I have no wisdom to share. Let's just attribute it to luck, and an extremely high tolerance for bullshit.
Posted August 16, 2023
You can't improve what's already perfect, so if you're going to cover a perfect pop song, at least strive to do it justice, right?
Before his tenure with Guided By Voices and Nada Surf, guitarist Doug Gillard launched his own Cleveland-based rock outfit called Gem. Gem released their album Hexed in 1994 and the only major FM station to have a local music show put the single "Suburban Girl" into rotation.
I'm a few years younger than Gillard and was also kicking around the NE Ohio area playing in bands around that time (we've never met). From the first listen, "Suburban Girl" lodged itself deep in my brain. There's the droll lyrics about being impressed by your girlfriend's dad's lawn. There's the not-quite deadpan delivery. The guitars that feel like summer heat radiating off the pavement as you kill time before your evening shift. There's just something very midwest about the whole thing. Power pop from the land of Pere Ubu and Cobra Verde.
So, this song, stuck in my brain for almost 30 years.
And then, in 2020, while working on Car Trouble songs, I made a demo. And I just kept messing with it for another two years, poking at it, putting my own spin on it and finally pulling Patrick (from Explone, you know that by now) in last year to cut a most worthy guitar solo.

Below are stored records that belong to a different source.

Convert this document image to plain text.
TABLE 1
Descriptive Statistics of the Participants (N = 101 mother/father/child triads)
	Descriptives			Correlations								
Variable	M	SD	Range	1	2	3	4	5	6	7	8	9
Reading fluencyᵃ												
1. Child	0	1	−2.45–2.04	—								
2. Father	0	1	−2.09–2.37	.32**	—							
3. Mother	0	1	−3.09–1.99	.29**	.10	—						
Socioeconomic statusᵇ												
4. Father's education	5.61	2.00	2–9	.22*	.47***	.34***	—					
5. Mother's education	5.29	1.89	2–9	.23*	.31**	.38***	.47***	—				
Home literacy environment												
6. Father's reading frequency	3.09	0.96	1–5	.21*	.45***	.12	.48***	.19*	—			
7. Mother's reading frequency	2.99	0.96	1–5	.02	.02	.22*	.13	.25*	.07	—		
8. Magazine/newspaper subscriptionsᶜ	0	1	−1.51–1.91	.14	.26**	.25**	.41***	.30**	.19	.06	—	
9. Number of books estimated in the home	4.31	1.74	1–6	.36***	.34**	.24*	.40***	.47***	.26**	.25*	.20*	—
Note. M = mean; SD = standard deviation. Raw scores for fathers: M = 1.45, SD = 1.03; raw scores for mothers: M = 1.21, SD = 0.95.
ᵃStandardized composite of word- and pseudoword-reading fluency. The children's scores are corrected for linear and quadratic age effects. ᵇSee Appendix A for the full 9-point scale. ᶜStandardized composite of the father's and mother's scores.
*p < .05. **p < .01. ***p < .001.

You can't improve what's already perfect. Did we do it justice? I'd like to think so! Please enjoy our version of "Suburban Girl" by Gem, now available on your favorite streaming service. And thank you, Mr. Gillard, for the 3-minute time machine. Ohio remembers!
Posted March 13, 2023
There's a new single over at the Car Trouble website: a loud, pop-punked-up cover of "The Analog Kid" by Rush. I've written about this band's role in my life, and when (drummer/audio engineer) Don invited Pat and myself over to his studio to record this tune, it just seemed like a fun idea. Pat and I took turns singing verse and chorus, and Don mixed and mastered the result you'll hear below.
A confession: I played this bass part with a pick, which may seem like sacrilege, but let me assure you it's just as difficult to play with a pick as with fingers.
There was never a plan to release it, but we almost did in 2020 when Neil Peart passed. Then two years later I had the idea to put it out as a Car Trouble single. I mean, why sit on this? So Pat and Don are now offically ad honorem members of Car Trouble.
Please enjoy our cover of "The Analog Kid." Now available at all your favorite streaming services.